Our swings slow to a stop before we reached the high point, toes digging holes in the sand.
"You just want to dance because you see the stars and you want to be like them, but you're not. You don't love it enough. It isn't part of you, burning you, pushing you."
"What are you talking about, you asshole! I love to dance. I take lessons and I am the best in school."
"Not good enough." He won't look at me. "If you wanted it bad enough you wouldn't be here with me. You'd be somewhere practicing."
I’m crying. It’s hot and the tears make me hotter. I feel my face getting red and ugly. I know that I’ll probably end up living here in this little town, visiting my mother on weekends and working everyday, and raising children who despise me. But someone who loves you should hold your dreams as sacred as you do. They have no right to smash them. Just like that, he killed the dream. I could be whatever I wanted because I was fifteen years old and there was time yet, and hope. I thought he understood. He loved me after all, and he should have known that I just want the dream of a future being different from the present.
"I don't see you practicing flying."
"I read everything I can get my hands on and I practice everyday. I bet I could pass the written test today." He looks at me and adds, "And I'm going to fly into the pond this summer."

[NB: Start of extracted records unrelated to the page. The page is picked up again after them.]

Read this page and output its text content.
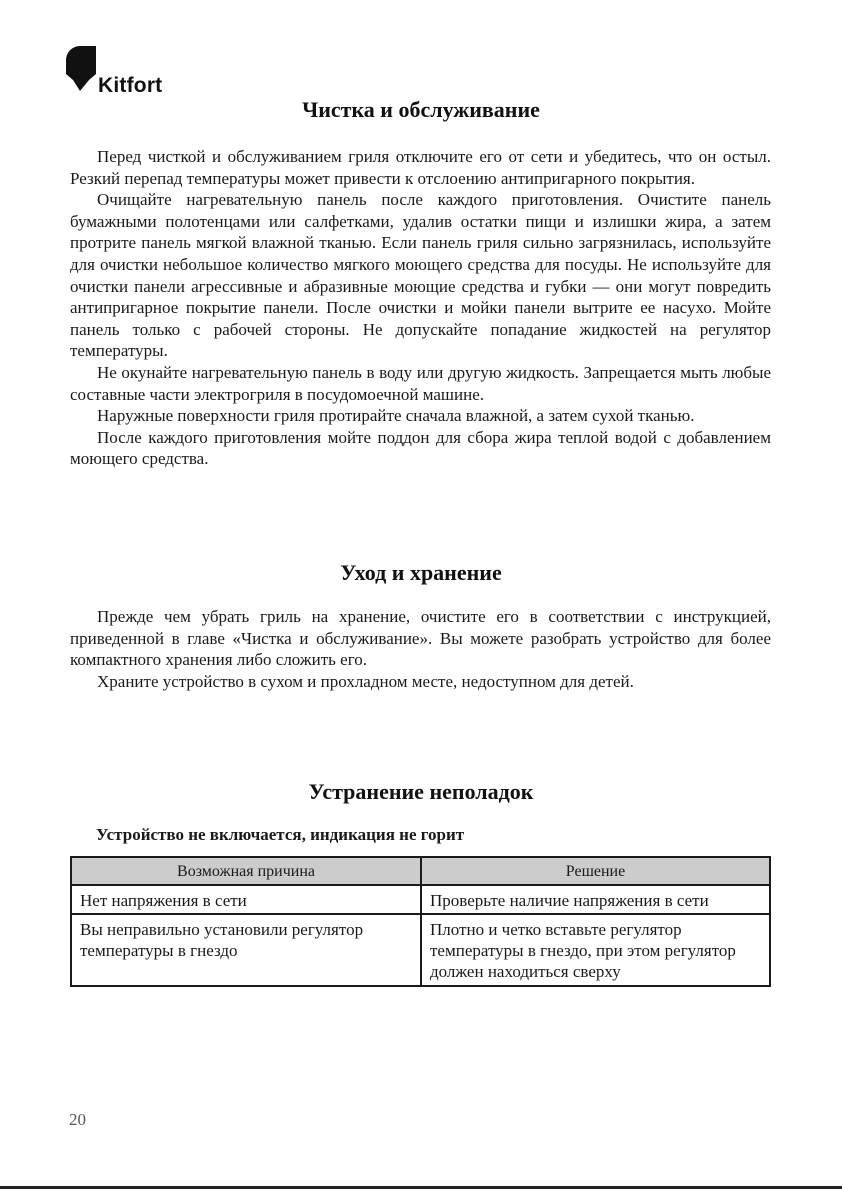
Kitfort
Чистка и обслуживание

Перед чисткой и обслуживанием гриля отключите его от сети и убедитесь, что он остыл. Резкий перепад температуры может привести к отслоению антипригарного покрытия.

Очищайте нагревательную панель после каждого приготовления. Очистите панель бумажными полотенцами или салфетками, удалив остатки пищи и излишки жира, а затем протрите панель мягкой влажной тканью. Если панель гриля сильно загрязнилась, используйте для очистки небольшое количество мягкого моющего средства для посуды. Не используйте для очистки панели агрессивные и абразивные моющие средства и губки — они могут повредить антипригарное покрытие панели. После очистки и мойки панели вытрите ее насухо. Мойте панель только с рабочей стороны. Не допускайте попадание жидкостей на регулятор температуры.

Не окунайте нагревательную панель в воду или другую жидкость. Запрещается мыть любые составные части электрогриля в посудомоечной машине.

Наружные поверхности гриля протирайте сначала влажной, а затем сухой тканью.

После каждого приготовления мойте поддон для сбора жира теплой водой с добавлением моющего средства.

Уход и хранение

Прежде чем убрать гриль на хранение, очистите его в соответствии с инструкцией, приведенной в главе «Чистка и обслуживание». Вы можете разобрать устройство для более компактного хранения либо сложить его.

Храните устройство в сухом и прохладном месте, недоступном для детей.

Устранение неполадок

Устройство не включается, индикация не горит

Возможная причина	Решение
Нет напряжения в сети	Проверьте наличие напряжения в сети
Вы неправильно установили регулятор температуры в гнездо	Плотно и четко вставьте регулятор температуры в гнездо, при этом регулятор должен находиться сверху
20
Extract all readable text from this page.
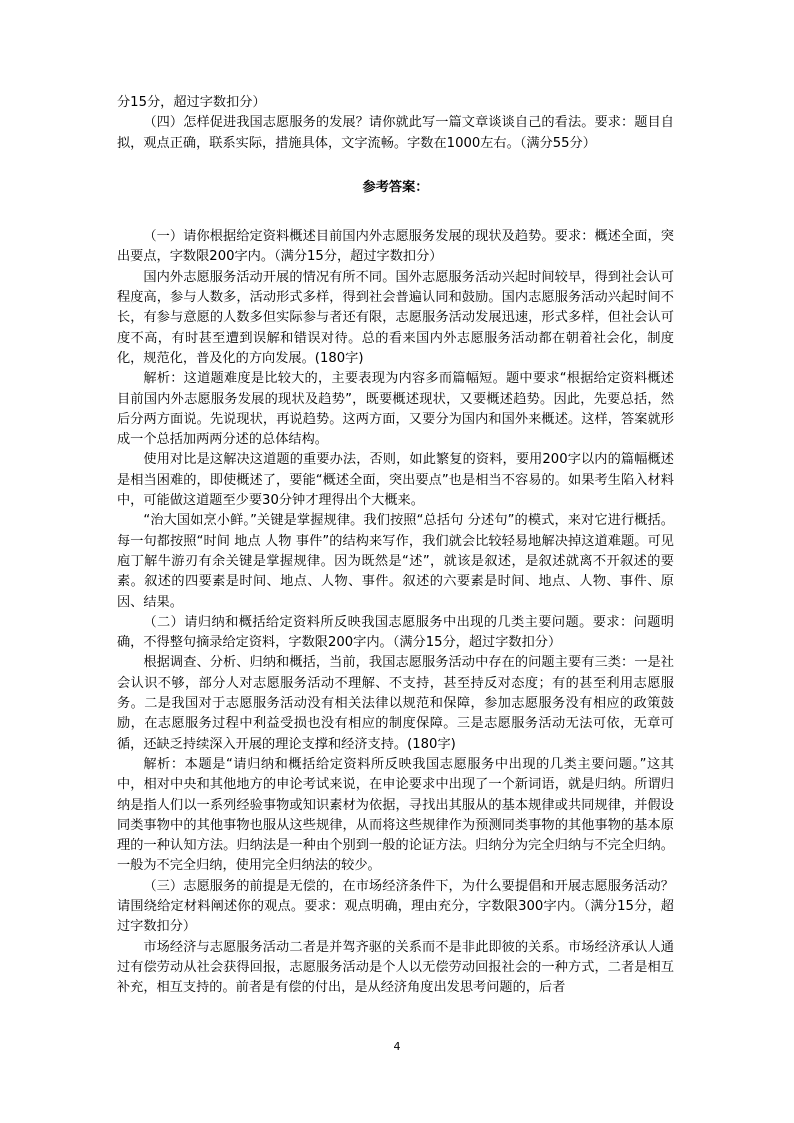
分15分，超过字数扣分）

（四）怎样促进我国志愿服务的发展？请你就此写一篇文章谈谈自己的看法。要求：题目自拟，观点正确，联系实际，措施具体，文字流畅。字数在1000左右。（满分55分）

参考答案：

（一）请你根据给定资料概述目前国内外志愿服务发展的现状及趋势。要求：概述全面，突出要点，字数限200字内。（满分15分，超过字数扣分）

国内外志愿服务活动开展的情况有所不同。国外志愿服务活动兴起时间较早，得到社会认可程度高，参与人数多，活动形式多样，得到社会普遍认同和鼓励。国内志愿服务活动兴起时间不长，有参与意愿的人数多但实际参与者还有限，志愿服务活动发展迅速，形式多样，但社会认可度不高，有时甚至遭到误解和错误对待。总的看来国内外志愿服务活动都在朝着社会化，制度化，规范化，普及化的方向发展。(180字)

解析：这道题难度是比较大的，主要表现为内容多而篇幅短。题中要求“根据给定资料概述目前国内外志愿服务发展的现状及趋势”，既要概述现状，又要概述趋势。因此，先要总括，然后分两方面说。先说现状，再说趋势。这两方面，又要分为国内和国外来概述。这样，答案就形成一个总括加两两分述的总体结构。

使用对比是这解决这道题的重要办法，否则，如此繁复的资料，要用200字以内的篇幅概述是相当困难的，即使概述了，要能“概述全面，突出要点”也是相当不容易的。如果考生陷入材料中，可能做这道题至少要30分钟才理得出个大概来。

“治大国如烹小鲜。”关键是掌握规律。我们按照“总括句 分述句”的模式，来对它进行概括。每一句都按照“时间 地点 人物 事件”的结构来写作，我们就会比较轻易地解决掉这道难题。可见庖丁解牛游刃有余关键是掌握规律。因为既然是“述”，就该是叙述，是叙述就离不开叙述的要素。叙述的四要素是时间、地点、人物、事件。叙述的六要素是时间、地点、人物、事件、原因、结果。

（二）请归纳和概括给定资料所反映我国志愿服务中出现的几类主要问题。要求：问题明确，不得整句摘录给定资料，字数限200字内。（满分15分，超过字数扣分）

根据调查、分析、归纳和概括，当前，我国志愿服务活动中存在的问题主要有三类：一是社会认识不够，部分人对志愿服务活动不理解、不支持，甚至持反对态度；有的甚至利用志愿服务。二是我国对于志愿服务活动没有相关法律以规范和保障，参加志愿服务没有相应的政策鼓励，在志愿服务过程中利益受损也没有相应的制度保障。三是志愿服务活动无法可依，无章可循，还缺乏持续深入开展的理论支撑和经济支持。(180字)

解析：本题是“请归纳和概括给定资料所反映我国志愿服务中出现的几类主要问题。”这其中，相对中央和其他地方的申论考试来说，在申论要求中出现了一个新词语，就是归纳。所谓归纳是指人们以一系列经验事物或知识素材为依据，寻找出其服从的基本规律或共同规律，并假设同类事物中的其他事物也服从这些规律，从而将这些规律作为预测同类事物的其他事物的基本原理的一种认知方法。归纳法是一种由个别到一般的论证方法。归纳分为完全归纳与不完全归纳。一般为不完全归纳，使用完全归纳法的较少。

（三）志愿服务的前提是无偿的，在市场经济条件下，为什么要提倡和开展志愿服务活动？请围绕给定材料阐述你的观点。要求：观点明确，理由充分，字数限300字内。（满分15分，超过字数扣分）

市场经济与志愿服务活动二者是并驾齐驱的关系而不是非此即彼的关系。市场经济承认人通过有偿劳动从社会获得回报，志愿服务活动是个人以无偿劳动回报社会的一种方式，二者是相互补充，相互支持的。前者是有偿的付出，是从经济角度出发思考问题的，后者

4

"Talk is all you do. You'll be a drunk just like your mother."
We knew what hurt.
He just looks at me and begins to swing again. I jump up and stalk over to the pond and watch the Koi swimming. Someone let a pair go in the pond years ago and there were a lot now. It’s midday hot and the sky is that blue white color that burns your eyes. The pond water doesn’t look inviting. It looks lukewarm and stagnant. The fish seem to need air the way they keep surfacing for gulps. But they’re beautiful flashing gold and white and black. I feel the shadow of Jason's swing coming up behind me, but I won't look. Asshole. He doesn’t know me. I’ll be so famous at something he won't believe it. Maybe not a dancer, but something.
"Ava," he yells. "I'm sorry.”
I sit on a rock by the edge of the water and won't look at him. I watch the Koi. Every year there’s talk of killing off the pond and getting rid of the fish that some people call glorified carp. But a bunch of citizens always get together and talk at some meeting and nothing is ever done to the pond. It’s even said that the fish keep the thing clean and the water clear. I watch as an all-gold fish glides past.
"Avaaaaaa, watch me fly!"
"Noooo, Jason!" I turn in time to see him come to the top of the arc. He just lets go and flies higher than the swing. I think he might make it to the deep water. His shadow flies past me and he keeps coming, and I feel my heart in my chest pushing at my breastbone, flying with him.
His shadow scares the fish and they scatter, faster than they usually move. But I can tell he isn't going to fly. There’s no wind, and all his calculating included the wind and I never thought he would do it anyway. We just talked about things to pass the time, and to give ourselves confidence. Like, if I can steal ten dollars from my mother's purse, I could become a famous magician. Stuff like that that wasn't real. He was never going to jump into the pond. It was just talk. We talked and talked and talked.